Mathis sombre dans l'addiction, alcool puis drogue. En 2018, il apprend après une convocation chez les gendarmes qu'il fait partie des victimes de l'ex-chirurgien. 

Ils lui lisent les contenus le concernant dans le journal intime de Joël Le Scouarnec. Mathis décide alors d'engager une procédure contre lui et se rend chez une avocate, Francesca Satta, à Saintes.

"Elle l'a gardé presque une heure et demie. Voire un peu plus même. Et là quand je l'ai vu ressortir, il était décomposé", se souvient Roland Vinet.

"J'avais devant moi un garçon d'une vingtaine d'années, très meurtri, qui avait beaucoup de mal à accepter la situation. Il s'était remémoré un certain nombre de gestes du chirurgien qu'il avait interprétés, alors enfant, comme des gestes médicaux", indique Me Francesca Satta.

Selon ses grands-parents, son moral et sa santé se sont nettement détériorés au fil des années. Il meurt d'une overdose le 14 avril 2021, à l'âge de 24 ans. Parties civiles, Roland et Mauricette Vinet découvrent à leur tour les horreurs que Mathis a subies. 

Ils seront présents au procès et entendent bien montrer les photos de leur petit-fils à l'accusé. "Je veux le voir et crier la haine que j'ai contre lui pour ce qu'il a fait à Mathis", confesse Mauricette.

Tenter de se reconstruire

Mme Vinet dénonce le fait que l'ex-chirurgien a pu continuer à exercer son activité sans restriction malgré sa première condamnation par le tribunal correctionnel de Vannes à quatre mois de prison avec sursis pour détention d'images pornographiques, dès 2005.

"Il n'aurait jamais dû retravailler! Il ne devrait pas être seul à la barre. Certains professionnels à l'hôpital de Jonzac (Charente-Maritime) savaient mais n'ont rien dit. Pourquoi une telle omerta?", s'interroge Mauricette.

Me Satta dénonce également cette absence de réactions.

"Joël Le Souarnec est passé à travers les mailles du filet durant 30 années. Il a été embauché à l'hôpital de Jonzac alors qu'il a à son dossier une condamnation pour détention d'images pédopornographiques. La direction n'a pas à l'esprit qu'il peut présenter un danger? Elle a besoin d'un chirurgien, elle l'embauche!"

"Dans différents établissements des collègues ont signalé aux directions un comportement tendancieux de Joël Le Scouarnec avec sa patientèle. Personne n'a réagi!", ajoute-t-elle.

Roland et Mauricette Vinet estiment être des victimes collatérales de l'ex-chirurgien.

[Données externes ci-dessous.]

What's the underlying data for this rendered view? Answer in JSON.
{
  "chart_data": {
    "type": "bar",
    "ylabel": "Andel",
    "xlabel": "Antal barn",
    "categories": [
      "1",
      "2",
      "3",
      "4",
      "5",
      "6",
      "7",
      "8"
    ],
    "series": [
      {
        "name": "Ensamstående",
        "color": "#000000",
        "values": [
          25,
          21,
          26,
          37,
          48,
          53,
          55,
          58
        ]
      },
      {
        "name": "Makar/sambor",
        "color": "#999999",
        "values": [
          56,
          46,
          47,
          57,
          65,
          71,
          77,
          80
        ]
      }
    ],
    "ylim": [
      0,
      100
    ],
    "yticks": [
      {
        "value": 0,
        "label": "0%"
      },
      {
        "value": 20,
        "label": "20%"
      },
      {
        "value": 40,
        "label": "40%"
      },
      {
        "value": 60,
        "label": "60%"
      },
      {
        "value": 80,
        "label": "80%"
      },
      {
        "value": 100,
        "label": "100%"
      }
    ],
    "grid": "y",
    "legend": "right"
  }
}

"Nous sommes suivis par des psychologues. Il ne se passe pas une journée sans que je me dise: +tu as loupé quelque chose. Tu n'as pas su lui poser les bonnes questions au moment où il aurait fallu!+", confesse Roland.

S'ils acceptent de parler, c'est aussi pour "honorer la mémoire de Mathis et tenter de se reconstruire", disent-ils d'une même voix.